PLOT: After a routine bust unearths a houseful of corpses related to the cartels, an idealistic FBI agent (Emily Blunt) is recruited by a shadowy government operative (Josh Brolin) to be part of a deadly operation in Mexico, which seeks to unearth a well-insulated drug lord.
REVIEW: SICARIO is exactly the kind of movie I hope to see anytime I visit a film festival. A dark, harrowing look at the drug war, this is everything a successful crime drama should be. It has the thrills and action of a major Hollywood blockbuster, but at it's heart SICARIO is a deeply complicated, troubling story that takes place entirely in a world of grey. Hideous moral compromises are there to be made, and vengeance – while immediately satisfying – is proven to be a hollow victory at best.
This is familiar ground for director Denis Villeneuve, and in a way if could be seen at the third in a loose trilogy all tied together by the same theme. What's really intriguing about SICARIO is how, through Blunt's morally upstanding and occasionally naive agent, we're kept in the dark for so long only to finally have the carpet pulled out from under-us in an astonishing conclusion that will leave many jaws hanging wide open when it hits theaters later this month.
Like PRISONERS, this is an impeccably mounted production, with superb lensing by DP Roger Jenkins, and a tense, bass-heavy score by Johann Johannsson that's a far cry from his Oscar-winning, sentimental score for THE THEORY OF EVERYTHING. This is the first Villeneuve movie to really dabble in the action genre, and his violent set-pieces are superbly designed, with a border shootout that closes the first third of the movie being shot with a mounting sense of dread that's almost Hitchcockian. Later episodes prove to be just as effective.
As good as he is from a technical standpoint, what makes Villeneuve so effective is how he prioritizes story and performance over everything else, and working from a gritty script by former Sons of Anarchy-star Taylor Sheridan, SICARIO proves to be a stunning showcase for Emily Blunt and co-star Benicio del Toro. This is the perfect follow-up for Blunt to EDGE OF TOMORROW in that it continues her evolution into a grittier kind of heroine, although she's far more vulnerable here as an agent who's green enough that she still believes in the notion of good guys and bad guys. Along with her law-school grad partner (a very effective Daniel Kaluuya – who readers may remember from the Black Mirror episode 'Fifteen Million Merits'), she's our moral compass throughout, and Blunt's humanity and fear in the face of the escalating violence keeps her as a kind of de-facto surrogate for the audience.

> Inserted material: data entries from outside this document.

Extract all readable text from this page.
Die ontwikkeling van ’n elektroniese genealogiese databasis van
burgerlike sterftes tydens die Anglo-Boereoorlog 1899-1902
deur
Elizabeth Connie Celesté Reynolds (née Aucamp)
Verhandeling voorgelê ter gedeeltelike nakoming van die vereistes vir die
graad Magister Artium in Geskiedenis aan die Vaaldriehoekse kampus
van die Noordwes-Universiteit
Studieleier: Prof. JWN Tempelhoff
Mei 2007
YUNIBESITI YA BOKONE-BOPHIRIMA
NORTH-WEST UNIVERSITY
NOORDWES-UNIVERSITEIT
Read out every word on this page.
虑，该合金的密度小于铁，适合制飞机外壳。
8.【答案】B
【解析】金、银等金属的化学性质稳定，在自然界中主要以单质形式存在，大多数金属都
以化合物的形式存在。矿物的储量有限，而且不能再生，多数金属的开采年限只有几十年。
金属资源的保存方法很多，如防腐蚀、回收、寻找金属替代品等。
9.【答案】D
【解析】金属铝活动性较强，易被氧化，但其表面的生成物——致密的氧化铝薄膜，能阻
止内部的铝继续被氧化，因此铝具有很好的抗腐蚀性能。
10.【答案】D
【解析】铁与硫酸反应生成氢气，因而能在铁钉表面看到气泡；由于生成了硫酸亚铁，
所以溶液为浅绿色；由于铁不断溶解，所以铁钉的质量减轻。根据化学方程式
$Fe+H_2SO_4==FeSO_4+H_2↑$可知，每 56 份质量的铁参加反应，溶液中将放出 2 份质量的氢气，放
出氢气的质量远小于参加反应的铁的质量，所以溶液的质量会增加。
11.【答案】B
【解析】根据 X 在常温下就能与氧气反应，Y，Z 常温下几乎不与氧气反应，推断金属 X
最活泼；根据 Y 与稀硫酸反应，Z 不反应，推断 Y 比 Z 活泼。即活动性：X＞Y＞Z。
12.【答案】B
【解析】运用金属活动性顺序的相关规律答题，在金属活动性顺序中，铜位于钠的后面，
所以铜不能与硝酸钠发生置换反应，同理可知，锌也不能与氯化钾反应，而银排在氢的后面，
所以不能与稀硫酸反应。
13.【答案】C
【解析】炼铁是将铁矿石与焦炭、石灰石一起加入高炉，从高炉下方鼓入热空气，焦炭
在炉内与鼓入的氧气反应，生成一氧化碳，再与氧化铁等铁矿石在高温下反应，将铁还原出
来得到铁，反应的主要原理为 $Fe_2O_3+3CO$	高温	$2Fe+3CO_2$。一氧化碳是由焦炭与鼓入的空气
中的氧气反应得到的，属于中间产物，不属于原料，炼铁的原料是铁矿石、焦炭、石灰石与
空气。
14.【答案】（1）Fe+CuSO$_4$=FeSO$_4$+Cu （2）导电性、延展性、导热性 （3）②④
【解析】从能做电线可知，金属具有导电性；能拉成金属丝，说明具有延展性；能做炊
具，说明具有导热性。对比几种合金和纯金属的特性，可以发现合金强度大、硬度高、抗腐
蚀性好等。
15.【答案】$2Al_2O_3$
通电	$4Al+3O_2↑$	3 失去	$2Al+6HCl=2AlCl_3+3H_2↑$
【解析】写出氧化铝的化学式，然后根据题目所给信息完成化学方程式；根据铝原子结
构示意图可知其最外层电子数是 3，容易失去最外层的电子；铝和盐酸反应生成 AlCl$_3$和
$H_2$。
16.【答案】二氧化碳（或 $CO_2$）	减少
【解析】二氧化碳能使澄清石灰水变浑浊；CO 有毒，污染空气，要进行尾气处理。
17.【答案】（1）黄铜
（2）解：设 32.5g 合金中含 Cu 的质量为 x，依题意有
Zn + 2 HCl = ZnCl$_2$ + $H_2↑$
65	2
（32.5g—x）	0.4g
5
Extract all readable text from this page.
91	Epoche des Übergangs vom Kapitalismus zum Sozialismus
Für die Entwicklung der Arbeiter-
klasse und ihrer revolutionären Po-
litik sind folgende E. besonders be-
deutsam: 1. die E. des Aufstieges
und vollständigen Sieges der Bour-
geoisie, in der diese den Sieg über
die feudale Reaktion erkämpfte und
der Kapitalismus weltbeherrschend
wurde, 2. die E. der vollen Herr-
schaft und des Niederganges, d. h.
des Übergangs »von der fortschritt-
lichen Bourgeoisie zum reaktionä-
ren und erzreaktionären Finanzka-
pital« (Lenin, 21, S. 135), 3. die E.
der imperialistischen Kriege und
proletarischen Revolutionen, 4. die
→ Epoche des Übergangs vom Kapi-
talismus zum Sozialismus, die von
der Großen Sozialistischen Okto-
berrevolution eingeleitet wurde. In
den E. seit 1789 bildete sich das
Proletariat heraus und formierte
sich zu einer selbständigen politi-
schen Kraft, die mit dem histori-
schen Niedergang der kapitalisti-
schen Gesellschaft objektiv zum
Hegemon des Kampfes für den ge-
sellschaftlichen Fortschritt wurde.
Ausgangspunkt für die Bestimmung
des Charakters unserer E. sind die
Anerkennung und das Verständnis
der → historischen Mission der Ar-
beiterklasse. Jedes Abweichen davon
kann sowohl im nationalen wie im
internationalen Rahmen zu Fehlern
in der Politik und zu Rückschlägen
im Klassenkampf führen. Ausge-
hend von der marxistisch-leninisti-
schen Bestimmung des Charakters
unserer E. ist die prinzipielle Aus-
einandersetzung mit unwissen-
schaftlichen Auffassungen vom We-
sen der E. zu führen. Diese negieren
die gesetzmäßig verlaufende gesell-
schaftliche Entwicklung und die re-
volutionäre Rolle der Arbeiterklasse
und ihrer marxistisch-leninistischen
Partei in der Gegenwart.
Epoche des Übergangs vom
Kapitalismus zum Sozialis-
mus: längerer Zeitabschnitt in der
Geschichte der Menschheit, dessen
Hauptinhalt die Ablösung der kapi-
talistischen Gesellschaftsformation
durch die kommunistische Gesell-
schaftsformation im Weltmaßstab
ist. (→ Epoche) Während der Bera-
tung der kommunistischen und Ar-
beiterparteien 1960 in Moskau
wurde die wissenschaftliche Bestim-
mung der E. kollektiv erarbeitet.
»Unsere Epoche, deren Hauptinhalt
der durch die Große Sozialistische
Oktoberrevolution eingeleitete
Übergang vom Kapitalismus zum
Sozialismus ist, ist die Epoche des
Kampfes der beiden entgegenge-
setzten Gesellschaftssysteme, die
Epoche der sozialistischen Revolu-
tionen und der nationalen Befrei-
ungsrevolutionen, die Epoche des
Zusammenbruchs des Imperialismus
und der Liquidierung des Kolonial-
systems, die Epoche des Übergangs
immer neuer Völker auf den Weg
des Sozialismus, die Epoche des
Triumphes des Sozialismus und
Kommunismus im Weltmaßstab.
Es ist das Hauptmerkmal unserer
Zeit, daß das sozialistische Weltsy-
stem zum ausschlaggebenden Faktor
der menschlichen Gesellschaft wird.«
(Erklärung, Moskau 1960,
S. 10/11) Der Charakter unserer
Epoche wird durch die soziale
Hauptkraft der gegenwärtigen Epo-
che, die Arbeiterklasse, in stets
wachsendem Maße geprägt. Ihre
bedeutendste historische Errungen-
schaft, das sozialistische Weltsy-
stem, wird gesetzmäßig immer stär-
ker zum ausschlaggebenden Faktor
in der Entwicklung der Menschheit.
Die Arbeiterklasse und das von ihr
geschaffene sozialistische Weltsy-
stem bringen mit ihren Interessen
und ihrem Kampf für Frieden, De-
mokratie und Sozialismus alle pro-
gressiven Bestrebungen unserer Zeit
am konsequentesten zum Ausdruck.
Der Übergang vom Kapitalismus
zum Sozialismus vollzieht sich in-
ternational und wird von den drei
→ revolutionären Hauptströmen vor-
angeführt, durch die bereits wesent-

As good as she is though, SICARIO can't help but belong to del Toro. Playing a dapper, middle-aged former prosecutor from Columbia turned merciless gunman working against the cartels, he's by far the most complex character, suggesting a formerly upstanding diplomat who, when faced with unspeakable brutality, became a kind of animal himself, willing to go to any lengths to accomplish his mission. I don't know that del Toro's ever had a better role, and in a way this feels like a kind of follow-up to his Oscar-winning turn in TRAFFIC, where we see the tragic dividends his stance against the cartels paid-off in. His chemistry with Blunt, who he possibly sees shred of his former self-in, is understated but incredibly effective, and the method-like intensity he brings to the action sequences is on the level of Pacino/De Niro in Michael Mann's HEAT.
The supporting cast is also incredibly solid, with Brolin embellishing his government operative with a uniquely laid-back personality that feels fresh and unexpected. Rather than bark orders, he's happier joking around between naps while wearing sandals, even his his gregariousness seems like a deliberate tactic. Burn Notice's Jeffrey Donovan has a great little part as a bespectacled, mustachioed operative, while Jon Bernthal has an outstanding cameo that leads to one of the movie's best set-pieces.
With SICARIO, Denis Villeneuve's built on the massive promise he showed with his last few films, and proves once again that's he's among the best directors of his generation. SICARIO is a lean, mean little masterpiece of the action-thriller genre and easily the best thing I've seen since FURY ROAD. It's my first film of TIFF 2015, but I wouldn't be a bit surprised if it turned out to be the best.